Une voix: Pourrait-on avoir un peu d'ordre, madame la présidente, s'il vous plaît?

[Traduction]

La vice-présidente (Mme Augustine): Silence!

[Français]

M. Crête: Je vous remercie, madame la présidente.

Je voudrais revenir à l'article dont je parlais au moment où...

M. Dubé: Tu as été interrompu.

M. Crête: Non, il y a eu plusieurs interventions intéressantes. Mme la présidente a reconnu que mon argumentation la convainquait un peu. J'ai trouvé cela intéressant.

M. Dubé: Alors, cela vaut la peine de continuer.

M. Crête: Je pense qu'il serait intéressant de faire un parallèle avec les programmes de création d'emplois. On verrait que si on avait un délai supplémentaire pour les étudier, ce serait très intéressant.

D'un côté, le gouvernement fédéral prévoit dans sa loi cinq programmes de création d'emplois.

.1315

On peut applaudir au fait que ces cinq programmes viennent remplacer une multitude de programmes qui existaient avant et dans lesquels on se retrouvait plus ou moins.

Le problème, c'est qu'en même temps, du côté du Québec, on a une prise de position de la ministre d'État de l'Emploi et de la Solidarité qui dit qu'Ottawa met en place cinq nouveaux programmes qui existent déjà au Québec. Là on s'enfonce dans le dédoublement ministériel.

Madame la présidente, pouvez-vous rappeler les gens à l'ordre, s'il vous plaît?

[Traduction]

La vice-présidente (Mme Augustine): Silence! On ne s'entend plus.

[Français]

M. Crête: Je vais m'interroger sur la pertinence de mon argumentation parce que les libéraux ne semblent plus intéressés à écouter. Je me demande vraiment ce qu'il faut pour les convaincre.

Je comprends assez bien la situation dans laquelle se trouve la majorité libérale à l'heure actuelle. Elle a modifié une proposition qui ne mène nulle part. Il faudrait un geste de courage et de maturité politique de sa part pour demander le consentement du comité pour retirer sa proposition, mais elle ne semble pas prête à le faire à l'heure actuelle.

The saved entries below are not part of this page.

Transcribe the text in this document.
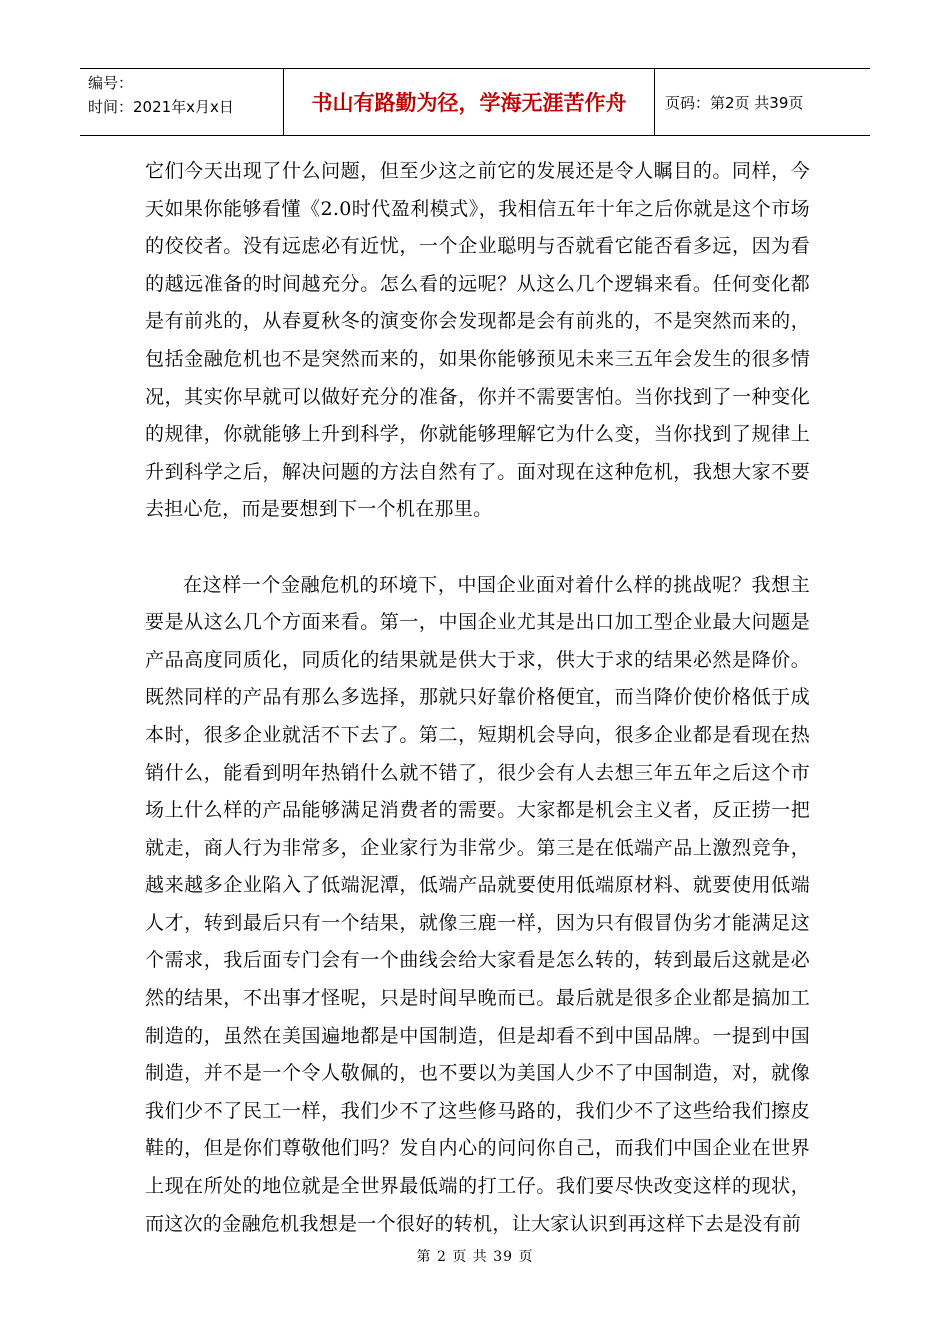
编号：
时间：2021年x月x日	书山有路勤为径，学海无涯苦作舟	页码：第2页 共39页

它们今天出现了什么问题，但至少这之前它的发展还是令人瞩目的。同样，今天如果你能够看懂《2.0时代盈利模式》，我相信五年十年之后你就是这个市场的佼佼者。没有远虑必有近忧，一个企业聪明与否就看它能否看多远，因为看的越远准备的时间越充分。怎么看的远呢？从这么几个逻辑来看。任何变化都是有前兆的，从春夏秋冬的演变你会发现都是会有前兆的，不是突然而来的，包括金融危机也不是突然而来的，如果你能够预见未来三五年会发生的很多情况，其实你早就可以做好充分的准备，你并不需要害怕。当你找到了一种变化的规律，你就能够上升到科学，你就能够理解它为什么变，当你找到了规律上升到科学之后，解决问题的方法自然有了。面对现在这种危机，我想大家不要去担心危，而是要想到下一个机在那里。

在这样一个金融危机的环境下，中国企业面对着什么样的挑战呢？我想主要是从这么几个方面来看。第一，中国企业尤其是出口加工型企业最大问题是产品高度同质化，同质化的结果就是供大于求，供大于求的结果必然是降价。既然同样的产品有那么多选择，那就只好靠价格便宜，而当降价使价格低于成本时，很多企业就活不下去了。第二，短期机会导向，很多企业都是看现在热销什么，能看到明年热销什么就不错了，很少会有人去想三年五年之后这个市场上什么样的产品能够满足消费者的需要。大家都是机会主义者，反正捞一把就走，商人行为非常多，企业家行为非常少。第三是在低端产品上激烈竞争，越来越多企业陷入了低端泥潭，低端产品就要使用低端原材料、就要使用低端人才，转到最后只有一个结果，就像三鹿一样，因为只有假冒伪劣才能满足这个需求，我后面专门会有一个曲线会给大家看是怎么转的，转到最后这就是必然的结果，不出事才怪呢，只是时间早晚而已。最后就是很多企业都是搞加工制造的，虽然在美国遍地都是中国制造，但是却看不到中国品牌。一提到中国制造，并不是一个令人敬佩的，也不要以为美国人少不了中国制造，对，就像我们少不了民工一样，我们少不了这些修马路的，我们少不了这些给我们擦皮鞋的，但是你们尊敬他们吗？发自内心的问问你自己，而我们中国企业在世界上现在所处的地位就是全世界最低端的打工仔。我们要尽快改变这样的现状，而这次的金融危机我想是一个很好的转机，让大家认识到再这样下去是没有前

第 2 页 共 39 页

Je vais terminer ma présentation en disant que le sous-amendement du Parti réformiste doit être considéré dans l'ensemble de la proposition. Je vois une lumière au bout du tunnel, que je voudrais soumettre, entre autres à mon ami de Lévis qui vient de nous revenir. Si on acceptait l'amendement du Parti réformiste et qu'il y avait ensuite un autre amendement, mais à la proposition principale du député, disant qu'on va aller jusqu'au 23 juin, mais qu'on enlèvera la limite de cinq minutes par article pour qu'on puisse avoir le temps de bien étudier chaque article, peut-être que la proposition pourrait faire l'affaire. Le comité pourrait alors être fier de son travail, ayant démontré clairement que la limite du 23 juin ne limite en rien le gouvernement sur le plan financier. Les libéraux ont présentement la possibilité d'accumuler un surplus dans la caisse, que la loi soit adoptée ou pas. Ils se sont même permis de déposer deux projets de loi en même temps pour obtenir le même résultat.

Je pense qu'on serait capables, avec de tels amendements, d'en arriver à une résolution intéressante. Je souhaite que le gouvernement appuie notre position pour qu'on puisse produire un projet de loi complètement transformé, ce qui nous permettra de retourner dans nos comtés et de dire qu'on a fait du vrai bon travail, qu'on est arrivés à des résultats intéressants, qu'il n'y aura plus de pénalités pour les travailleurs saisonniers et que les gens qui entrent sur le marché du travail vont pouvoir le faire correctement et avoir droit à l'assurance-chômage.

On aura alors une réforme qui tiendra compte du nouveau marché du travail où il y a beaucoup d'emplois à temps partiel. C'est vrai qu'on a besoin de transformer la réforme de l'assurance-chômage de façon assez fondamentale.

M. Allmand: Je suis du côté du gouvernement et je vais appuyer vos amendements.

M. Crête: Pour que nous sortions nos amendements...

M. Allmand: On a besoin d'une étude article par article.

M. Crête: ...nous devons avoir le droit de parler sur la motion et de parler article par article.

Les libéraux ont fermé le robinet sur le débat article par article. Ils ont décidé qu'on n'aurait pas plus de cinq minutes. À partir de ce moment, ça devient un débat à forces inégales. On ne peut pas présenter nos arguments en quatre minutes.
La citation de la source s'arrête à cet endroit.